Just before I was born my parents moved to a little village in Germany, in the Weserbergland. I grew up with hills and woods. I still remember how it feels to kick around in a big pile of autumn leaves. How steep the path was to the restaurant where we would drink hot chocolate after a long walk. My love of woods started there. When I started photography it wasn't long before I was exploring woods. My town of Nijmegen is surrounded by a varied landscape and at St. Jansberg I found a place that is very similar to my birthplace: woods and hills.

But my, isn't it difficult to take good photographs in the woods! I hadn't expected that. When you stroll through woods you see how beautiful they are, but don't notice so much that they are really chaotic. When you start photographing there, that soon changes. I was disappointed quite often, when I discovered I hadn't been able to translate the beauty I saw into a one dimensional image. It took me many trips to Jansberg and lots of practising before I took my first satisfactory shot. Today I have even shot some good photographs in chaotic parts of the wood. But those shots were years in the making.


Beautiful chaos in the woods

Despite the frustration of shooting sub par photos I kept going back to Jansberg. I didn't go there just for my photography. As I said, woods have a special place in my heart.

Jansberg is a very varied wood, with coniferous trees and a great diversity of deciduous trees. It is a relatively quiet spot and sometimes I will wander for hours without meeting other people.

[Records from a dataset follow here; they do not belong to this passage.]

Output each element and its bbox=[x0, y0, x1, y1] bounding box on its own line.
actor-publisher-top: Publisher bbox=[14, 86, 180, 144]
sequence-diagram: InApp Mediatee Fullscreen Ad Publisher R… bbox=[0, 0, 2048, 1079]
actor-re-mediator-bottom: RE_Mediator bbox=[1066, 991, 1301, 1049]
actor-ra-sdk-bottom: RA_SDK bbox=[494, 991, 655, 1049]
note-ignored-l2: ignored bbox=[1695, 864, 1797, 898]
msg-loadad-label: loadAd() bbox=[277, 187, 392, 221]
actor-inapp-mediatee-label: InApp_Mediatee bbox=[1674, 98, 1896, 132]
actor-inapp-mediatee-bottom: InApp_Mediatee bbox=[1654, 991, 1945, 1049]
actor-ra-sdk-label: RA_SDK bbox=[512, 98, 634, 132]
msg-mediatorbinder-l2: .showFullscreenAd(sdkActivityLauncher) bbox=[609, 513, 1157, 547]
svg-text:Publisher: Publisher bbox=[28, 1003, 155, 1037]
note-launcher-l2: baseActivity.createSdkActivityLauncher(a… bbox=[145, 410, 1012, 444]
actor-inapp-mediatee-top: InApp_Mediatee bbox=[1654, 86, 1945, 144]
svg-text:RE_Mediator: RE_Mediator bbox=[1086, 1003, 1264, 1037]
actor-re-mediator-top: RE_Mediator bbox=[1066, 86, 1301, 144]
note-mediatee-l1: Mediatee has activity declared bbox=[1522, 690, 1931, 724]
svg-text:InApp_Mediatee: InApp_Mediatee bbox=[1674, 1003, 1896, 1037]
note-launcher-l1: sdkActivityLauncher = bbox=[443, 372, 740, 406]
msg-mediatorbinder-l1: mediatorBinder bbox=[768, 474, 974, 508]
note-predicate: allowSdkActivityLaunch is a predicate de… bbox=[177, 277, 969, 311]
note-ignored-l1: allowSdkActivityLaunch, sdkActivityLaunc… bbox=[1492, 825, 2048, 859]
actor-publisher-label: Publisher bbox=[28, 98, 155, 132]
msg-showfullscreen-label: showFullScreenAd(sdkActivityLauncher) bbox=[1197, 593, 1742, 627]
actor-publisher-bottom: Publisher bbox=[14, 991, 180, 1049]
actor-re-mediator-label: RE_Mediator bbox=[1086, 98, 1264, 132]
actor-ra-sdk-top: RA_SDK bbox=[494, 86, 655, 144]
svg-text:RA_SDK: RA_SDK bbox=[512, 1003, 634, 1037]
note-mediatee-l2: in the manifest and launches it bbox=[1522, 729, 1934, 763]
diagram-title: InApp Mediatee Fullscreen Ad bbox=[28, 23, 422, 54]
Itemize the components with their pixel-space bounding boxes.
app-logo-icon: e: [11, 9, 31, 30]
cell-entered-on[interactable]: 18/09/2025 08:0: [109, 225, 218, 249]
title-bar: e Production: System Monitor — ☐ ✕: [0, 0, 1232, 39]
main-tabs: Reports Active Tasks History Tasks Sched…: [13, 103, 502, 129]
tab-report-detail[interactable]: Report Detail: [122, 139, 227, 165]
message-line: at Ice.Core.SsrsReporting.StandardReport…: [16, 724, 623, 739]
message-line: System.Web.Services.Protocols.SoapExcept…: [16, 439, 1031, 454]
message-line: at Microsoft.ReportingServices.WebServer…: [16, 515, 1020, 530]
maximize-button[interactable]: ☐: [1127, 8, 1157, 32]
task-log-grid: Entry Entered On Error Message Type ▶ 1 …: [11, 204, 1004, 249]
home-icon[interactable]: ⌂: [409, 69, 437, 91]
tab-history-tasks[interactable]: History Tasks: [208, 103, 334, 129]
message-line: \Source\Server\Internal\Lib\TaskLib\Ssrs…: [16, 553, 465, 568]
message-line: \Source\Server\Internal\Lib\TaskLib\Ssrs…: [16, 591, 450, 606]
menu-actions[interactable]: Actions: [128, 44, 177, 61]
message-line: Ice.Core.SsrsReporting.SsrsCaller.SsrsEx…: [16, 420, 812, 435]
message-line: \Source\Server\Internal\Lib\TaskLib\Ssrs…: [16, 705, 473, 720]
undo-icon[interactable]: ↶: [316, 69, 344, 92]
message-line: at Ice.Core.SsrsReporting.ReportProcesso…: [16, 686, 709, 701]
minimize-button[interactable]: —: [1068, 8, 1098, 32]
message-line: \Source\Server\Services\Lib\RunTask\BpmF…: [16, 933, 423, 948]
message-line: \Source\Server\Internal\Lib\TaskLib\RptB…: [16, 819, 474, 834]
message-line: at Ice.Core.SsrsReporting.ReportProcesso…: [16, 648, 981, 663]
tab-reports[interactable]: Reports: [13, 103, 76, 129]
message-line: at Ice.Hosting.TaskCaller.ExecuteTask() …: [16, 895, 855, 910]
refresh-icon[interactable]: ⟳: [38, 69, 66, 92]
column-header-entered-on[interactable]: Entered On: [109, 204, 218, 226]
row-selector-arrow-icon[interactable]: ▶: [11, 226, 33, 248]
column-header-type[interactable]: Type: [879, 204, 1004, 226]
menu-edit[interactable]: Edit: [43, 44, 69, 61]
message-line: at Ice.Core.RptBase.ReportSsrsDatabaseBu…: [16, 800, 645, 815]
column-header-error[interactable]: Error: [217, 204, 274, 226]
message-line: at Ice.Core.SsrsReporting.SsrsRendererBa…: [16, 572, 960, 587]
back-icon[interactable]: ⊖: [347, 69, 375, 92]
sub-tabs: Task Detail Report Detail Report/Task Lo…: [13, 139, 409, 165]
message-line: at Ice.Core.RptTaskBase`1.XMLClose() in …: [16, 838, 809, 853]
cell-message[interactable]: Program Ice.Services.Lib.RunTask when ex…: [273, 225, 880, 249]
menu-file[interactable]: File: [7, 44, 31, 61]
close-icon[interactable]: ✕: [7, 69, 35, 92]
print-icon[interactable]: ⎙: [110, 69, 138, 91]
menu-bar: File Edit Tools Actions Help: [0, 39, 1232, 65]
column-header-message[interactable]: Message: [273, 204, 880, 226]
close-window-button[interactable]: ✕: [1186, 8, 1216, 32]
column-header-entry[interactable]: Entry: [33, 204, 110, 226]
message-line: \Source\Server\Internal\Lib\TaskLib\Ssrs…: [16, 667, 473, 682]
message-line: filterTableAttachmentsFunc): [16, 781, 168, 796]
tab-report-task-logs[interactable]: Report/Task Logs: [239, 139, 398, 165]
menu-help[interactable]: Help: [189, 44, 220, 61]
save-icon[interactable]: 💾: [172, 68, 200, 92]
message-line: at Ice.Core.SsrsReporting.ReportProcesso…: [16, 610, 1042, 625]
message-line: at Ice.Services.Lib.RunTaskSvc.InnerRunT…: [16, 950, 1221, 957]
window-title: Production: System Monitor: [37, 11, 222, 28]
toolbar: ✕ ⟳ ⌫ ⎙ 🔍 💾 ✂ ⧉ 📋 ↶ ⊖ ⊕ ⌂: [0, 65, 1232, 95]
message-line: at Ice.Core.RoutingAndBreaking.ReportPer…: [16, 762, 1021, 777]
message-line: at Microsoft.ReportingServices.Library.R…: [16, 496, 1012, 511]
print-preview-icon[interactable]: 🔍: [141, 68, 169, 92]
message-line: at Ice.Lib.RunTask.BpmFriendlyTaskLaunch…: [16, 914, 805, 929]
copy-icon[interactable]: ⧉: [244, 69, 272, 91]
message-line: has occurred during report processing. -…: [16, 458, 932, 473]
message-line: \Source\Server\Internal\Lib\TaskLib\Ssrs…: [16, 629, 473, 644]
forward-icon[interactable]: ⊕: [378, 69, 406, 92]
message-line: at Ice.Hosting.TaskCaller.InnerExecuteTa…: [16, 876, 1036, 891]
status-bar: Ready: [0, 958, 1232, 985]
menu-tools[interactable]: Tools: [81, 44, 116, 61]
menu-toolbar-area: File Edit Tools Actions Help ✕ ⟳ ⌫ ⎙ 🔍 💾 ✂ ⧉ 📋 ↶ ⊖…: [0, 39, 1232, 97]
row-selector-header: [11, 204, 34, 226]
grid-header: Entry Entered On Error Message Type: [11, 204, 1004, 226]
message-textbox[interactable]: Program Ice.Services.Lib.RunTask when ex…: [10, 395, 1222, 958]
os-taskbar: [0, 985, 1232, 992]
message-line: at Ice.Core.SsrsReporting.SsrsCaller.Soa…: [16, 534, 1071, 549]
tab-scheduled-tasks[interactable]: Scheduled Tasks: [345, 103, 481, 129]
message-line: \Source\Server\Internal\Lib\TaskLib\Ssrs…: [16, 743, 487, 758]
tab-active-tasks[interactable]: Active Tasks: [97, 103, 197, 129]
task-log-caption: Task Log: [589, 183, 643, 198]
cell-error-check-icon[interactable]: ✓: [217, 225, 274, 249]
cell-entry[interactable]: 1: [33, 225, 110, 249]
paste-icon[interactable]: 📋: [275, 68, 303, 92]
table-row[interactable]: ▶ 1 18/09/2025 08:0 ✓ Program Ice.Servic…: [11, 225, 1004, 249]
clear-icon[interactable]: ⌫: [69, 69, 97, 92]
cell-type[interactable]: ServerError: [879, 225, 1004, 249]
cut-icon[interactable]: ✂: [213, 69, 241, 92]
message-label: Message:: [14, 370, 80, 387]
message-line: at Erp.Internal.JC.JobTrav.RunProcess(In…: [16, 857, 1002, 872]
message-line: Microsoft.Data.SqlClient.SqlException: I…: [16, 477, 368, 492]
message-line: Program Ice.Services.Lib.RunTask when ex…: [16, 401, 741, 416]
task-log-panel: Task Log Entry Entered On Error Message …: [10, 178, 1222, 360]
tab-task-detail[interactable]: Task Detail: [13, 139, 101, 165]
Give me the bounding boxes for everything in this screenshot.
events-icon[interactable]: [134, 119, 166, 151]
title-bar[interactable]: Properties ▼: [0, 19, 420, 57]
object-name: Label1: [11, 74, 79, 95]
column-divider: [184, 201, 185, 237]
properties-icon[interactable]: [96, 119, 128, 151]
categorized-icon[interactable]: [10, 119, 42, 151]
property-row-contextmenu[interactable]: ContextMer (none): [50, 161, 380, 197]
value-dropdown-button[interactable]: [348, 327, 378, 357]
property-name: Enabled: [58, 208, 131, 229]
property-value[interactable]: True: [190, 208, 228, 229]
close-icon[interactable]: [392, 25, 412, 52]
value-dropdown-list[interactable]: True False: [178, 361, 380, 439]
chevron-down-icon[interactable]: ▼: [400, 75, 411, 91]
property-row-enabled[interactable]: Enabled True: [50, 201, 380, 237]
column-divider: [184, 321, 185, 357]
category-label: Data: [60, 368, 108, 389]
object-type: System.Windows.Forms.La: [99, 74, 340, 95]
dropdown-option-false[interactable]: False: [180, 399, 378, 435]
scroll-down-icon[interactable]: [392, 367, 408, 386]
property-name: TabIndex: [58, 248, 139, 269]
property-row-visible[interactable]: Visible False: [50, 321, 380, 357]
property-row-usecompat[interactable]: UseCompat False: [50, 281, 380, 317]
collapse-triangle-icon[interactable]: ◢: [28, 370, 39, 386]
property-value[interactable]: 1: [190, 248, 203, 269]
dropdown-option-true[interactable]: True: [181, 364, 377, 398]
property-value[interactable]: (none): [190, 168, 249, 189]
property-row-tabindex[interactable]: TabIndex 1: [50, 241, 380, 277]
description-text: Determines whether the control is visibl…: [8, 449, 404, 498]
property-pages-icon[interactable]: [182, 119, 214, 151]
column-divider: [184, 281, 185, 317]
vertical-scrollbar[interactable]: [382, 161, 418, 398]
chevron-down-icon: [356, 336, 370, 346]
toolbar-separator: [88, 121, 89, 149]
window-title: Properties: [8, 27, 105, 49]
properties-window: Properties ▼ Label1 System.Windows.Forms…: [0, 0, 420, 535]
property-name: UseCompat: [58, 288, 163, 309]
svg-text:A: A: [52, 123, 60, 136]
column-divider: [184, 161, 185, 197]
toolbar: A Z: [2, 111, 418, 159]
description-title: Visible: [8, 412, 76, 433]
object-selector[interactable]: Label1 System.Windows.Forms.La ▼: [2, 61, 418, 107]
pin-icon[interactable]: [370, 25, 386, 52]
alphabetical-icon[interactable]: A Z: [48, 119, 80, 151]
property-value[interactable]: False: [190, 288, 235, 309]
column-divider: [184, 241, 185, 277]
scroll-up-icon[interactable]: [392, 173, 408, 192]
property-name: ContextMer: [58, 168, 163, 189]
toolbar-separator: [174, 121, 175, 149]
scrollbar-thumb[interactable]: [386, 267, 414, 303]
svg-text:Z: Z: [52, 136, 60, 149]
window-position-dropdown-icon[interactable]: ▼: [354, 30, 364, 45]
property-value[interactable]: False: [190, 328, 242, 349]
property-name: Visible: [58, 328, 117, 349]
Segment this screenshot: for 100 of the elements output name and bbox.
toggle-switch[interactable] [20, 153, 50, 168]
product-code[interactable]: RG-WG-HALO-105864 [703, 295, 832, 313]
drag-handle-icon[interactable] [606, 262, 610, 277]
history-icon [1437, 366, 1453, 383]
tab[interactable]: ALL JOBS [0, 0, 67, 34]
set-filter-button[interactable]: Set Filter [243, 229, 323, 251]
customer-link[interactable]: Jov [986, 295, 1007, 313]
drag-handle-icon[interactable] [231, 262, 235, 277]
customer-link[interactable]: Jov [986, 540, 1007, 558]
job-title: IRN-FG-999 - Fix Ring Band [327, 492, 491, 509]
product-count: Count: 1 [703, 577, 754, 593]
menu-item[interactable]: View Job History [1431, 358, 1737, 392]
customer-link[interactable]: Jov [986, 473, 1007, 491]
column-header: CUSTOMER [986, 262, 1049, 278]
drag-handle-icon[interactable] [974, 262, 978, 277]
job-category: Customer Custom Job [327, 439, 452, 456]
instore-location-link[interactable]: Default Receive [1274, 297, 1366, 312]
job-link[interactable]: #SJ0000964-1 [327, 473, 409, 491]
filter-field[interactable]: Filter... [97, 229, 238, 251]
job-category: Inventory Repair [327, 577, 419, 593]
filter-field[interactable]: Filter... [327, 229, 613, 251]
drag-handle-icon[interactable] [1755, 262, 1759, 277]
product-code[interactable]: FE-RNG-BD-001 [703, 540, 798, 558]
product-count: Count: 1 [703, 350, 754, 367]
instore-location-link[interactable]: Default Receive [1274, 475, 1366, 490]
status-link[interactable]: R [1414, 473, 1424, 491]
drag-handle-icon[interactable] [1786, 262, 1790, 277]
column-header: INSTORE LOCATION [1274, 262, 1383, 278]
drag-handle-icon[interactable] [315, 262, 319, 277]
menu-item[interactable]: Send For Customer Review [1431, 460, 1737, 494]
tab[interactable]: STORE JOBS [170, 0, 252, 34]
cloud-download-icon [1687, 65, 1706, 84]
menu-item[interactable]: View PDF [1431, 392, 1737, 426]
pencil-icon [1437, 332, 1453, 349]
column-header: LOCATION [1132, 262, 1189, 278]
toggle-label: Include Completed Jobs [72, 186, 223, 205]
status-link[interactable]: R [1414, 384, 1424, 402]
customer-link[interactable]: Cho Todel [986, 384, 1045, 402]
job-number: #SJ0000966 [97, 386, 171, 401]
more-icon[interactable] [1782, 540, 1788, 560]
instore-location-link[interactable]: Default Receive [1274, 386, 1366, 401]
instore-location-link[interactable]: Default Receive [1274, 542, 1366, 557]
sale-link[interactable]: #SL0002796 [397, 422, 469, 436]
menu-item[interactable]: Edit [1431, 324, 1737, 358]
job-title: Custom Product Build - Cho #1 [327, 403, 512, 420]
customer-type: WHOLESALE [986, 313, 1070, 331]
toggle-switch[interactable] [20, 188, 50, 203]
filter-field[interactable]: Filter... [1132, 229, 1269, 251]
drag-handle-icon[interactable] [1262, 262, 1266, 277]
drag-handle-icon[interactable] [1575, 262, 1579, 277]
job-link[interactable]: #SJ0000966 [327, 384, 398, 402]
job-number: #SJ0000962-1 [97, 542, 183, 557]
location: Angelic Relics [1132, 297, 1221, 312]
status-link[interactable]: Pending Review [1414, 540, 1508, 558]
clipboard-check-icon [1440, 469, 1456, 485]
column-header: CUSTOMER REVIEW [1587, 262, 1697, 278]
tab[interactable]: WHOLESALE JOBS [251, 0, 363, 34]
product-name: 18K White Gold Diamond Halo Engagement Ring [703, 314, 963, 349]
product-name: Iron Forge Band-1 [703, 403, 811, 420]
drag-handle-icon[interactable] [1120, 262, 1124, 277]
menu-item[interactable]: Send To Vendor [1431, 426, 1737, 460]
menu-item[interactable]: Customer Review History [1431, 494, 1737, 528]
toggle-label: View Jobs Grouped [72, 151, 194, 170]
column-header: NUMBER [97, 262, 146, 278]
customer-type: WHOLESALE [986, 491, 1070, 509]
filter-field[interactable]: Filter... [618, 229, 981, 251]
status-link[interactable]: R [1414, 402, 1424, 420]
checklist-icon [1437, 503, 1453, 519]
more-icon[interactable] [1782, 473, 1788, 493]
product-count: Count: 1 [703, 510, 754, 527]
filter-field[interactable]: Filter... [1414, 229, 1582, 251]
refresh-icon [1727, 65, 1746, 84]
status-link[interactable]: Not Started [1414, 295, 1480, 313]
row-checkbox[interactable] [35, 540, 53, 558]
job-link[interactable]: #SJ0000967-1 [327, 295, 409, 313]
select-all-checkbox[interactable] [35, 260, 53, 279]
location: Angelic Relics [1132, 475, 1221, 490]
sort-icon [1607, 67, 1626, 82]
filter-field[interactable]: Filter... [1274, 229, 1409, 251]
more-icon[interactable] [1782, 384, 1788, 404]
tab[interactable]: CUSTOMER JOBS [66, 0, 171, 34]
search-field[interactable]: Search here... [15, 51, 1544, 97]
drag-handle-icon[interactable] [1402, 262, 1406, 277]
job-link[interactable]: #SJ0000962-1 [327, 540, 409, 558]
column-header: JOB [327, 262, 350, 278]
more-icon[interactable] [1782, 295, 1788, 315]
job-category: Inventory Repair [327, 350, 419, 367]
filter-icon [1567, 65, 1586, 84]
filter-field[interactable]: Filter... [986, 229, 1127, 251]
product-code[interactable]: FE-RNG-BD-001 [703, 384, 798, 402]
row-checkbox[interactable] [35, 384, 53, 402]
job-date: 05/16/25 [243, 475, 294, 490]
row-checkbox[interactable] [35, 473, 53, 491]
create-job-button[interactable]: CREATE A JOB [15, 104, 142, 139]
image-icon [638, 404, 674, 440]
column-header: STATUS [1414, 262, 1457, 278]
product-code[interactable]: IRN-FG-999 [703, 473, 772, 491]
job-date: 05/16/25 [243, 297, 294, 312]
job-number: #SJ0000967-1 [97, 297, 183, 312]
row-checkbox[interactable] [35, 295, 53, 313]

Then perhaps a fox crosses my path. "Hmmm, a human, what shall I do now?" That fox, with its swagger that slowly strides past me, only to disappear into the shrubs like lightning. What luxury in our overpopulated country.

I tend to close myself off from the world, with its noise and stresses. But in the woods my sensed opened more and more. I hear more, I see more, I smell more.

When is the last time you smelled the difference between a conifer and an oak tree? Do you know how cool the trunk of a beech tree feels? Can you see even the slightest movement from the corner of your eye and discover a tiny mouse rooting around in the leaves? Have you ever heard the ruckus a herd of wild boar make?

I learned that by roaming there for hours. My connection to the wood grew stronger every time I visited. There is no place I feel safer and more at home.


In the woods I feel sheltered and at home

Woods are also where I regained something I had lost long ago: my imagination. As a child I had great imagination and my world was mysterious and magical. So much seemed possible. I loved adventure books with giants and enchanted forests. When I grew up I lost that. After all, wizards don't exist. And neither do fairies.

But sometimes in the woods the sun lights up secret spots that usually remain in darkness. In those moments I can hear the wood nymphs laugh. I have found my enchanted forest. And with that, great happiness.